How does dietary fiber affect digestion?

Good for me...why?

A combination of soluble and insoluble fiber helps maintain normal intestinal function by affecting the consistency of the stool and working as a pre-biotic positively affecting digestion of other foods. Soluble fiber is the form of fiber that dissolves in water. Examples of foods that contain soluble fiber include fruits, oats, legumes and barley. • Insoluble fiber comes from plant cell walls and does not dissolve in water. Examples of foods that contain insoluble fiber include wheat, vegetables, and seeds. Fiber works by both bulking up the stool and retaining water. In addition, bacteria help digest the fiber which produces healthy ingredients for the colon such as short chain fatty acids. Fiber can be beneficial for both diarrhea and constipation depending how much fluid is also taken in with the fiber. Fiber can become a constipating agent if the ratio of fluid taken in is too low. Drink plenty of water! Plant based fiber is also the only natural source of prebiotics, which are the food source for friendly, probiotic organisms in your gut.
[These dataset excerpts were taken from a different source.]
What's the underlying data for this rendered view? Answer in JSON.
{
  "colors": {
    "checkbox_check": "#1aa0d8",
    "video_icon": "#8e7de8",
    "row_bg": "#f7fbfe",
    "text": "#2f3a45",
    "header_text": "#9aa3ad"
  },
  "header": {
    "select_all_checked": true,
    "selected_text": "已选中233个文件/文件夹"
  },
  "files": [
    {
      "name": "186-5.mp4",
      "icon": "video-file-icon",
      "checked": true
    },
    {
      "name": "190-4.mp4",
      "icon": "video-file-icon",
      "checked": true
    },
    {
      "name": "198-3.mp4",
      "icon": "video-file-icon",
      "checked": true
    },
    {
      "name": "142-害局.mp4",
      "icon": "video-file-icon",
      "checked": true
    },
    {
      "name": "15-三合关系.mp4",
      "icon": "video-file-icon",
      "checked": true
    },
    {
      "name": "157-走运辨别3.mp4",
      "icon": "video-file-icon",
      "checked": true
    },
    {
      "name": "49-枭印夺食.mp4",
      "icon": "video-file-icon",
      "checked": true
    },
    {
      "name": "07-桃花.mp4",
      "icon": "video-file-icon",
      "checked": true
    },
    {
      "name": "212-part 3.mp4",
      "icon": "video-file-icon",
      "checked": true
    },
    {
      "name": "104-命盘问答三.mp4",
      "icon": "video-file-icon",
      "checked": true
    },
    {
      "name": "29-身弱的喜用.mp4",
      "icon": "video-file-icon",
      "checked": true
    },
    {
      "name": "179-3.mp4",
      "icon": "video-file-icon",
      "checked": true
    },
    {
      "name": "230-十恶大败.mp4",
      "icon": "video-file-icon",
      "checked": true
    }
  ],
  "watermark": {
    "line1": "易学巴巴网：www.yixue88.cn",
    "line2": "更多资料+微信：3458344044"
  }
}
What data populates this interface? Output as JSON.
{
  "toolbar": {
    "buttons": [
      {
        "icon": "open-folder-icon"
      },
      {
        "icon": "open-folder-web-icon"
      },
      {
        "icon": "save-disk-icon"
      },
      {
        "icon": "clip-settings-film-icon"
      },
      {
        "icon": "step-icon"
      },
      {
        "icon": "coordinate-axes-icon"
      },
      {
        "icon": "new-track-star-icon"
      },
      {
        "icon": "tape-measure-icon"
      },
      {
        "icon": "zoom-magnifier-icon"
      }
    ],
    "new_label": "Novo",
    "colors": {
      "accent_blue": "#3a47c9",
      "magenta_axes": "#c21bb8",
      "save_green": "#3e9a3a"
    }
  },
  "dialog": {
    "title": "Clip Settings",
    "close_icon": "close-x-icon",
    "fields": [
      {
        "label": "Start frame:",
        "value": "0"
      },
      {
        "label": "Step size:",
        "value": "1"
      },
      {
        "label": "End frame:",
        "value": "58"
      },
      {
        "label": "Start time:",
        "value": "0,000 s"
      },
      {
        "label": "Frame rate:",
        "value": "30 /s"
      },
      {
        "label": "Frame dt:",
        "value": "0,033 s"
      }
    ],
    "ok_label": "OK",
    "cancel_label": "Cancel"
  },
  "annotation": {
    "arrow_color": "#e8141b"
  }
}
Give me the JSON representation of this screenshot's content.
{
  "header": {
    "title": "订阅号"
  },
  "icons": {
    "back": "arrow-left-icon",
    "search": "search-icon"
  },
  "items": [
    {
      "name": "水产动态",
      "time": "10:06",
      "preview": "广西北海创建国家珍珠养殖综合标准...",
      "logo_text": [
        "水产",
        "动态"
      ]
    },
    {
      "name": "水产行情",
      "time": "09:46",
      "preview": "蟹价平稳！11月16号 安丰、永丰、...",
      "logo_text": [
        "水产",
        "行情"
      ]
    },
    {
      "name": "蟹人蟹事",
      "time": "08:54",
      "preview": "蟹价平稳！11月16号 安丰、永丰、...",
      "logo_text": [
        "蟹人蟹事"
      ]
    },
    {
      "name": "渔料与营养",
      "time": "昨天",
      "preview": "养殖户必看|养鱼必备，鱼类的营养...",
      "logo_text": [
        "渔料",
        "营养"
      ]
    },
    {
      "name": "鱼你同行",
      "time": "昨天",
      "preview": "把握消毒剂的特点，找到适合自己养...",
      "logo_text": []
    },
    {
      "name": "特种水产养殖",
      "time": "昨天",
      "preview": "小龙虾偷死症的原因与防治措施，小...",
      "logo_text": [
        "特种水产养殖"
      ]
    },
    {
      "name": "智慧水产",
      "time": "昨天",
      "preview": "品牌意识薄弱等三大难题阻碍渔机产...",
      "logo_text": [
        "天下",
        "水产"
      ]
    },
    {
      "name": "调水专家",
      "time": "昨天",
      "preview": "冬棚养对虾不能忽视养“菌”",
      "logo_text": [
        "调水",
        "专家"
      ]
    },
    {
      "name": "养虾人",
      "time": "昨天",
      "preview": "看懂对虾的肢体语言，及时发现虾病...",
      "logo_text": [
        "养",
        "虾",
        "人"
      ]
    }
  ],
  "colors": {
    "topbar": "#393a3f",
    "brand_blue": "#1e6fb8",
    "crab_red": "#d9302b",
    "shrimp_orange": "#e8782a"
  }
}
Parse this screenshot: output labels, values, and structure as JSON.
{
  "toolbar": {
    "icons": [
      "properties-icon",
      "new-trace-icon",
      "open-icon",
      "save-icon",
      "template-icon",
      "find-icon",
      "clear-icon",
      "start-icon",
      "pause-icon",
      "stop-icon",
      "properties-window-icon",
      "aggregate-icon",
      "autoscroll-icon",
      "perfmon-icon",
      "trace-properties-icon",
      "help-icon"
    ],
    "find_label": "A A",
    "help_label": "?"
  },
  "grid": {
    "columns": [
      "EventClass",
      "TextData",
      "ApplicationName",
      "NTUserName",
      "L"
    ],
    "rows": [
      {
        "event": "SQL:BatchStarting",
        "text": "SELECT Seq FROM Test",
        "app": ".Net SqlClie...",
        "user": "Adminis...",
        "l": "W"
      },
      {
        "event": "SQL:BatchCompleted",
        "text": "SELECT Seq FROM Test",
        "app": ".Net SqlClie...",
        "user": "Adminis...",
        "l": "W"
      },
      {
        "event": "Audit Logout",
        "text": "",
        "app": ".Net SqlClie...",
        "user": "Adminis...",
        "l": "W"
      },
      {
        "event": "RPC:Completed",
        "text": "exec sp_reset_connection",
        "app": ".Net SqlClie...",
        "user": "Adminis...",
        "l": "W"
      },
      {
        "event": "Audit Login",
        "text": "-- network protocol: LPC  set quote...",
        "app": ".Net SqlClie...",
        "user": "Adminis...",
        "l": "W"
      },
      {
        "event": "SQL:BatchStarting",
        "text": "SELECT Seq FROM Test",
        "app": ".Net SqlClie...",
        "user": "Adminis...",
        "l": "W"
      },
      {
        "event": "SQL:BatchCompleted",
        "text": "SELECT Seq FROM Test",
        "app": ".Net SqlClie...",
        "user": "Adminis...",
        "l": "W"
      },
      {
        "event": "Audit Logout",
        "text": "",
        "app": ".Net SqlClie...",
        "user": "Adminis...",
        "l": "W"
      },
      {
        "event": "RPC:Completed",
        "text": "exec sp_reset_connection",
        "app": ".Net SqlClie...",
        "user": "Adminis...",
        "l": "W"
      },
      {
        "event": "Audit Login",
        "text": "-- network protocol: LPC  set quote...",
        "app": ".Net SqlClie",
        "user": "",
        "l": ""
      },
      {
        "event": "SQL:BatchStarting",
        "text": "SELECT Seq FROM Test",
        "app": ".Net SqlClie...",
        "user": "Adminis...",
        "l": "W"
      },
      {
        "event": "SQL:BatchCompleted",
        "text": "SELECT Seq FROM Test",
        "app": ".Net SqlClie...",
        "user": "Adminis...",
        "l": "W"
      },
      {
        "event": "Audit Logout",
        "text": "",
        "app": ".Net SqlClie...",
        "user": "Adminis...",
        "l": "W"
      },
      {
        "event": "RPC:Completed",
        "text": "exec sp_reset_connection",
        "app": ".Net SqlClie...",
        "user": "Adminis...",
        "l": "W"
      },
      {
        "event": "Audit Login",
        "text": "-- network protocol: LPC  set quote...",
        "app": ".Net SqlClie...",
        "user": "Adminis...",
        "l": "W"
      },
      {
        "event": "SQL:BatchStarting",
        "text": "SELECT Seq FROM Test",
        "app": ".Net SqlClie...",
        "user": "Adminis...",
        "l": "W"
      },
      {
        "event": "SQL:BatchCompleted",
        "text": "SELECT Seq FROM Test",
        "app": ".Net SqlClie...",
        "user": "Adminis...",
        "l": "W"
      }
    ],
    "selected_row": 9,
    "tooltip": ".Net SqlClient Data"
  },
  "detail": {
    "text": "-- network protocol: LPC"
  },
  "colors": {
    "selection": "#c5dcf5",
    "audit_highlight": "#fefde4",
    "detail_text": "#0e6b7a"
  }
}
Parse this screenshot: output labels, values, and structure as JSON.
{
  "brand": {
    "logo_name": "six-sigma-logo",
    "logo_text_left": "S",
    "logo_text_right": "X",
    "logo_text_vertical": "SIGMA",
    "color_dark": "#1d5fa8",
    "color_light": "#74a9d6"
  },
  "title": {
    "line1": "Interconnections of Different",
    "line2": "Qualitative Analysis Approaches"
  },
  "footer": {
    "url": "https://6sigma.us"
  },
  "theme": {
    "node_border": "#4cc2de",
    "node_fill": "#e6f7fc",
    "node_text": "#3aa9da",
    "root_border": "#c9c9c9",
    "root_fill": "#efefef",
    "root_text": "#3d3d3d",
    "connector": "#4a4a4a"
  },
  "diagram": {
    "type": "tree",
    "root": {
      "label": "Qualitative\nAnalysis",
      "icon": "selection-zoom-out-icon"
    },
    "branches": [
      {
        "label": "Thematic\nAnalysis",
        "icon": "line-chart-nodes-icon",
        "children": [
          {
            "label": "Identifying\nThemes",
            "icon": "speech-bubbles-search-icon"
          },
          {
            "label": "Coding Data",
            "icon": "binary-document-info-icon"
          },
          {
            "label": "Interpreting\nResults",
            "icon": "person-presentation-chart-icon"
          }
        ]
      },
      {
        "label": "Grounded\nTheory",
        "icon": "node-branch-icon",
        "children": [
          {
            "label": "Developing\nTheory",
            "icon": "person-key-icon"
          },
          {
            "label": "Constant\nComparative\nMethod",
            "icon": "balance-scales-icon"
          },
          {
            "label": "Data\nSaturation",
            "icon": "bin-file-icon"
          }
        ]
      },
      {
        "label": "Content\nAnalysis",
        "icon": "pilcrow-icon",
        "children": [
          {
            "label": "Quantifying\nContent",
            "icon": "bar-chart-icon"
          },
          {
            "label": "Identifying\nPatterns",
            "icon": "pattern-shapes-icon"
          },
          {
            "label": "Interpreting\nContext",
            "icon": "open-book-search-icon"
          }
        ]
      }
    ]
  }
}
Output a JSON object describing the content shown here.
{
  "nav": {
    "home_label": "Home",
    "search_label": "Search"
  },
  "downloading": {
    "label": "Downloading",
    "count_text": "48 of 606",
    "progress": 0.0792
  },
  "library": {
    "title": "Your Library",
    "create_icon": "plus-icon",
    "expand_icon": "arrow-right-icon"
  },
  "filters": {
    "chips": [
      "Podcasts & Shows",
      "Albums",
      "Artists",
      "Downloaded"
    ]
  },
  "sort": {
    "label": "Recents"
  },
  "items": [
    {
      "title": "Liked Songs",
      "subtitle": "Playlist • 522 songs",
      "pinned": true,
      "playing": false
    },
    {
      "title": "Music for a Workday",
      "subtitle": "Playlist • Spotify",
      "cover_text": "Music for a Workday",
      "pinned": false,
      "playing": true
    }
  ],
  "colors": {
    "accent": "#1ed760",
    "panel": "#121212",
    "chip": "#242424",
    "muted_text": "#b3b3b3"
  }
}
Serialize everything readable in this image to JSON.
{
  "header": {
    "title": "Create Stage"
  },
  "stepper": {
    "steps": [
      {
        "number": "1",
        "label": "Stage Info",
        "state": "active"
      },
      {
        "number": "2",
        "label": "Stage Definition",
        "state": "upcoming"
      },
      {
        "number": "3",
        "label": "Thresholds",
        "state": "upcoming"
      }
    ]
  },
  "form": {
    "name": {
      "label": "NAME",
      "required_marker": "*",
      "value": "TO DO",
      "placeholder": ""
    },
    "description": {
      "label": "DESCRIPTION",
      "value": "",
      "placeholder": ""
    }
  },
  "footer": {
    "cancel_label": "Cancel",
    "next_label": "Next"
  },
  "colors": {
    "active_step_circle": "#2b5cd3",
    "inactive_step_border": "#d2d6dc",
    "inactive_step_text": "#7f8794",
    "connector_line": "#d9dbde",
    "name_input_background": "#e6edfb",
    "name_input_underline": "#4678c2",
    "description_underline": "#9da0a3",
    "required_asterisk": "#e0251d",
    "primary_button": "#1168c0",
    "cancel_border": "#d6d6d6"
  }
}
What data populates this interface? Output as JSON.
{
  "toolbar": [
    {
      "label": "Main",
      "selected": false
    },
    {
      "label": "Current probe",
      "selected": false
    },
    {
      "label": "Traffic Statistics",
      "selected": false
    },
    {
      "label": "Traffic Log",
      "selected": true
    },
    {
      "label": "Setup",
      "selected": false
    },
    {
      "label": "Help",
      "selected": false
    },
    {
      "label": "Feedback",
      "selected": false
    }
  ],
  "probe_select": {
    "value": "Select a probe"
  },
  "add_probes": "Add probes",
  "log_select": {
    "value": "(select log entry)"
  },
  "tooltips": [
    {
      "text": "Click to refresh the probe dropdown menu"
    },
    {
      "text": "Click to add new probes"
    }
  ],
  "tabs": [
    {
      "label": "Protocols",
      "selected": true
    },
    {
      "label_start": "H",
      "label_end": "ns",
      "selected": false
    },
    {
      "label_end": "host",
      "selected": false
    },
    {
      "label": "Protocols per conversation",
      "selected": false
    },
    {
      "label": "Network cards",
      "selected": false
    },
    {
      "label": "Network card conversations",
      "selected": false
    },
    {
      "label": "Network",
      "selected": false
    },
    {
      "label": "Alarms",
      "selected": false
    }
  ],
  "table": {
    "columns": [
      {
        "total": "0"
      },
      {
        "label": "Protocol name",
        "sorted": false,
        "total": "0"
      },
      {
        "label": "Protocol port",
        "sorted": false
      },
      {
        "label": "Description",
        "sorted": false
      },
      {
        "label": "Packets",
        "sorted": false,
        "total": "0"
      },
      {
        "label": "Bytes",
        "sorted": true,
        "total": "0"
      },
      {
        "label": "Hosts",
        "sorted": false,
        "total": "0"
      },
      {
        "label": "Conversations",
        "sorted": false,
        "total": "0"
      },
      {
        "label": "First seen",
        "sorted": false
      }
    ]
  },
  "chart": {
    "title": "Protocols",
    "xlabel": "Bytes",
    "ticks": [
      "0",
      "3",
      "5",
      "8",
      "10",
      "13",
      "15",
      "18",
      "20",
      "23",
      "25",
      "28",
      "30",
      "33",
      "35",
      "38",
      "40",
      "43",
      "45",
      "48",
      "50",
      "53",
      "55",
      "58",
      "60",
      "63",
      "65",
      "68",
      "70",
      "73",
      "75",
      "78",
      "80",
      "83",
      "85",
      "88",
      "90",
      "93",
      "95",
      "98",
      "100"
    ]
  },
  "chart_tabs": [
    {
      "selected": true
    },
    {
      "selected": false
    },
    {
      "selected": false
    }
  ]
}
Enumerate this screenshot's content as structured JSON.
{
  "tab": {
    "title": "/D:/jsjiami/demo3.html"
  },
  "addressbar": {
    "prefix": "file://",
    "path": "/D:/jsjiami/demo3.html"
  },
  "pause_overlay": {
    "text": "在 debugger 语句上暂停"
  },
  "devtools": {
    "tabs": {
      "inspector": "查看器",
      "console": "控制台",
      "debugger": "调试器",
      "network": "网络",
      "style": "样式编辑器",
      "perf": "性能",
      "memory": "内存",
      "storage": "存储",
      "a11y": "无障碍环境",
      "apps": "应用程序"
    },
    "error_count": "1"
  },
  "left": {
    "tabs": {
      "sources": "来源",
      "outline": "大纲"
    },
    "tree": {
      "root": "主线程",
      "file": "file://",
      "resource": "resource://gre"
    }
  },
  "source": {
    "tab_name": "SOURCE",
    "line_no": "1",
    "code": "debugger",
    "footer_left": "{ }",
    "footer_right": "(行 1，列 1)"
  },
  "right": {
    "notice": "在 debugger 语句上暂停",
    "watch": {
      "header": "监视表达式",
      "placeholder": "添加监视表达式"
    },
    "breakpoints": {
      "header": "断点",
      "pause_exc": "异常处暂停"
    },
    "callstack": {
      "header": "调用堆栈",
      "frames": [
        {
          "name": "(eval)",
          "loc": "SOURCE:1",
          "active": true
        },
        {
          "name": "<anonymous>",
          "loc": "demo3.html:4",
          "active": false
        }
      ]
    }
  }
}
Fiber also increases the volume and diameter of your stool, making it easier for the colon to grab onto during peristaltic contractions. This makes it far easier for the colon to move waste down and out of your body. Fiber may cause gas and bloating in some people and this may be a function of the amount or the type of fiber. It is important to maintain a 3-1 water to fiber ratio when taking fiber in order to avoid gas, bloating or in some cases constipation.